When Can You Use Antibiotics for Pink Eye?

Pink Eye, formally known as conjunctivitis, is a medical situation where one suffers an inflammation or possibly an infection of the transparent membrane in the eyes. This happens in such a way that the inflammation conceals the white territory of your eyeball. It becomes really conspicuous when there is inflammation in the tiny blood vessels located in the transparent membrane. One way Pink Eye therefore manifests is churning the white parts of your eyeball into something pinkish or quite reddish.

Pink eye is no new situation, a good chunk of us might have come across it, or suffered from it personally. Sometimes the eyelids of the patients get really swollen, other times it is accompanied with discharge of water while the eyes become itchy.
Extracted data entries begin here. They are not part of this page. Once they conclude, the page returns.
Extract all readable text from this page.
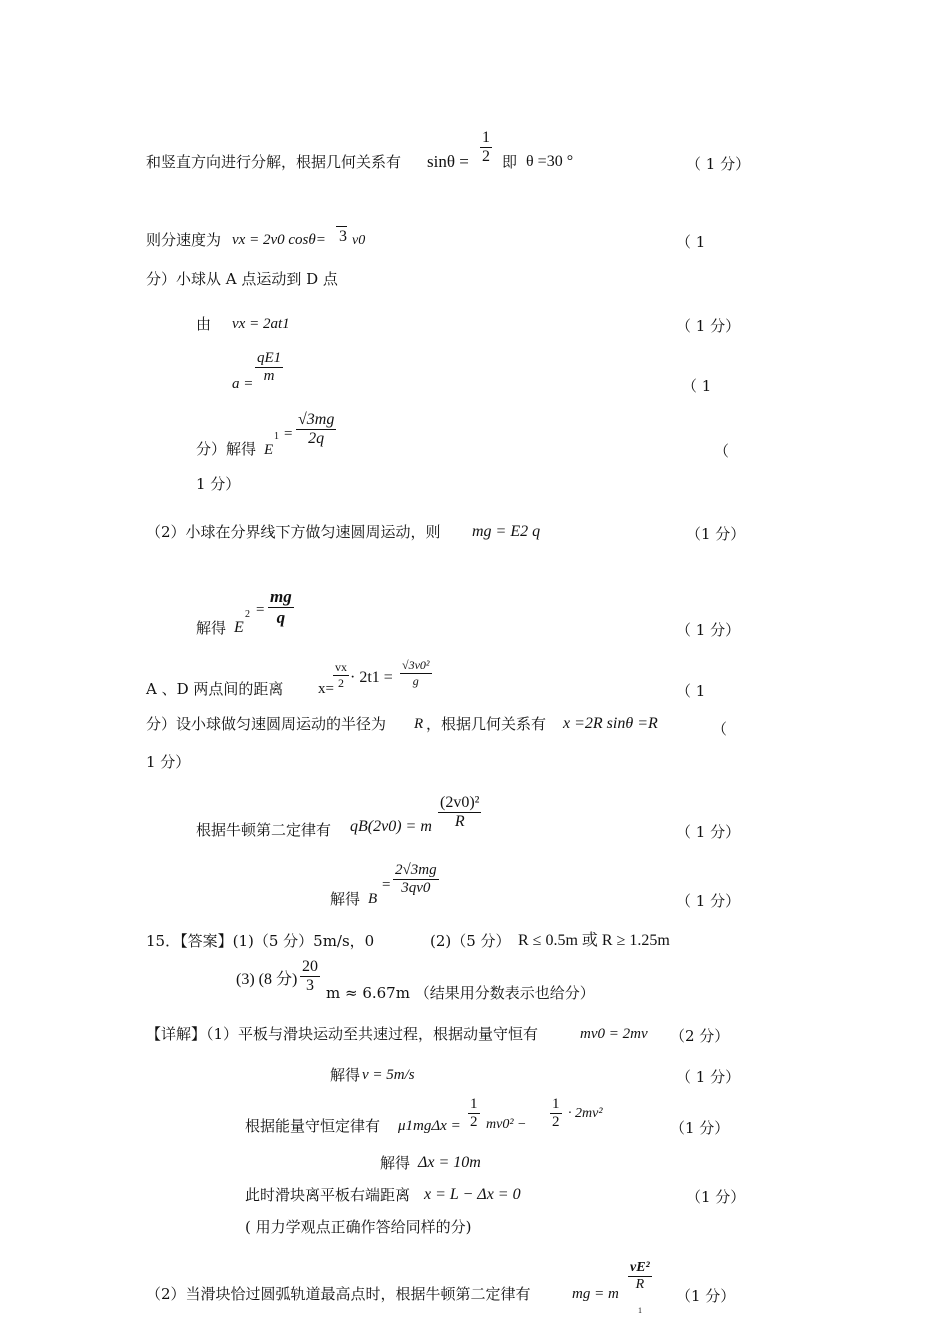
和竖直方向进行分解，根据几何关系有 $\sin\theta = \frac{1}{2}$ 即 θ =30 °	（ 1 分）
则分速度为 vx = 2v0 cosθ= 3 v0	（ 1
分）小球从 A 点运动到 D 点
由 vx = 2at1	（ 1 分）
$a = \frac{qE1}{m}$
（ 1
分）解得 E
$1 = \frac{√3mg}{2q}$
（
1 分）
（2）小球在分界线下方做匀速圆周运动，则 mg = E2 q	（1 分）
解得 E
$2 = \frac{mg}{q}$
（ 1 分）
A 、D 两点间的距离 $x= \frac{vx}{2} \cdot 2t1 = \frac{\text{√3v0²}}{g}$
（ 1
分）设小球做匀速圆周运动的半径为 R ，根据几何关系有 x =2R sinθ =R	（
1 分）
根据牛顿第二定律有 qB(2v0) = m $\frac{\text{(2v0)²}}{R}$
（ 1 分）
解得 B
= $\frac{2√3mg}{3qv0}$
（ 1 分）
15．【答案】(1)（5 分）5m/s，0	(2)（5 分） R ≤ 0.5m 或 R ≥ 1.25m
(3) (8 分) $\frac{20}{3}$ m ≈ 6.67m （结果用分数表示也给分）
【详解】（1）平板与滑块运动至共速过程，根据动量守恒有	mv0 = 2mv （2 分）
解得 v = 5m/s	（ 1 分）
根据能量守恒定律有 $\mu 1mg\Delta x = \frac{1}{2} mv0^2 - \frac{1}{2} \cdot 2mv^2$
（1 分）
解得 Δx = 10m
此时滑块离平板右端距离 x = L − Δx = 0	（1 分）
( 用力学观点正确作答给同样的分)
（2）当滑块恰过圆弧轨道最高点时，根据牛顿第二定律有	mg = m
$\frac{\text{vE²}}{R}$
1
（1 分）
There are three types of Pink Eye afflictions in existence. The bacterial denomination, the viral and that precipitated by allergy. However, many people tend to cluster these three types of Pink Eye under one umbrella and attempt to treat all Pink Eye conditions with antibiotics. But this is essentially wrong, as not all solutions to Pink Eye are treated with antibiotic eye drops. In fact, research has audibly pointed out that 20% of patients who hurriedly treat their pink eye with antibiotic-steroid eyedrops could end up making things worse.
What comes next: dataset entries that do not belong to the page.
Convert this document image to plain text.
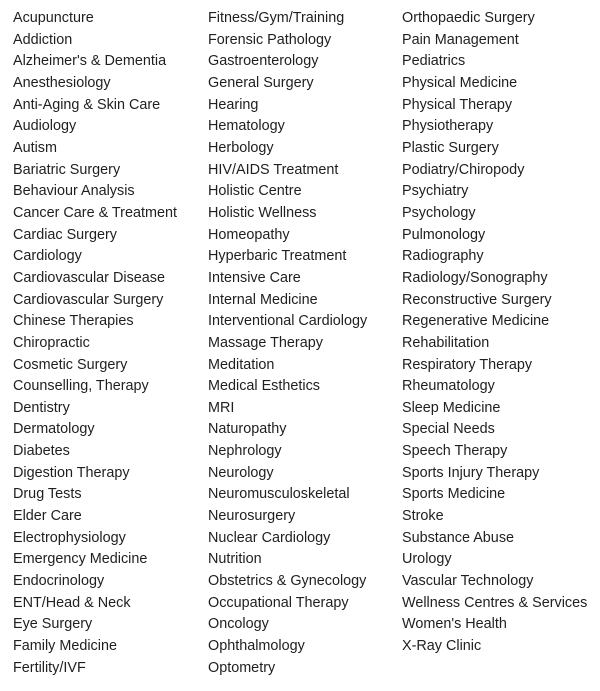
Acupuncture
Addiction
Alzheimer's & Dementia
Anesthesiology
Anti-Aging & Skin Care
Audiology
Autism
Bariatric Surgery
Behaviour Analysis
Cancer Care & Treatment
Cardiac Surgery
Cardiology
Cardiovascular Disease
Cardiovascular Surgery
Chinese Therapies
Chiropractic
Cosmetic Surgery
Counselling, Therapy
Dentistry
Dermatology
Diabetes
Digestion Therapy
Drug Tests
Elder Care
Electrophysiology
Emergency Medicine
Endocrinology
ENT/Head & Neck
Eye Surgery
Family Medicine
Fertility/IVF
Fitness/Gym/Training
Forensic Pathology
Gastroenterology
General Surgery
Hearing
Hematology
Herbology
HIV/AIDS Treatment
Holistic Centre
Holistic Wellness
Homeopathy
Hyperbaric Treatment
Intensive Care
Internal Medicine
Interventional Cardiology
Massage Therapy
Meditation
Medical Esthetics
MRI
Naturopathy
Nephrology
Neurology
Neuromusculoskeletal
Neurosurgery
Nuclear Cardiology
Nutrition
Obstetrics & Gynecology
Occupational Therapy
Oncology
Ophthalmology
Optometry
Orthopaedic Surgery
Pain Management
Pediatrics
Physical Medicine
Physical Therapy
Physiotherapy
Plastic Surgery
Podiatry/Chiropody
Psychiatry
Psychology
Pulmonology
Radiography
Radiology/Sonography
Reconstructive Surgery
Regenerative Medicine
Rehabilitation
Respiratory Therapy
Rheumatology
Sleep Medicine
Special Needs
Speech Therapy
Sports Injury Therapy
Sports Medicine
Stroke
Substance Abuse
Urology
Vascular Technology
Wellness Centres & Services
Women's Health
X-Ray Clinic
Shedding light on this, we see that the most common cases of Pink Eye are promulgated by virus. It is basic science that antibiotics don’t have the medicinal jurisdiction to prosecute viruses: antibiotics don’t kill viruses either. The other common type of Pink Eye is provoked by allergies like dust mites, colds or even pets. Antibiotics don’t resolve such problems, unfortunately.

The common Pink Eye which is caused by virus, usually comes with a flu or occasionally with sore throat. The allergic Pink Eye may come with asthma or even hay fever. But in most common cases, the bacterial variant is typically resplendent in symptoms like a yellow-green discharge, most times it is comes thickly even in the absence of flu or even cold.

So now you see how resorting to antibiotics for any Pink Eye is at times ineffective. In precise terms, the only situation where antibiotics might come in as necessary is when the Pink Eye is bacterial. Even on face of this, resorting to such antibiotics for bacterial Pink Eye is almost needless since the situation is usually not intense, with many cases of Pink Eye clearing up within a couple of weeks with no antibiotics or detailed treatment needed. Also keep in mind that antibiotics could actually have an adverse side-effect should they be used without the direction of a medical professional.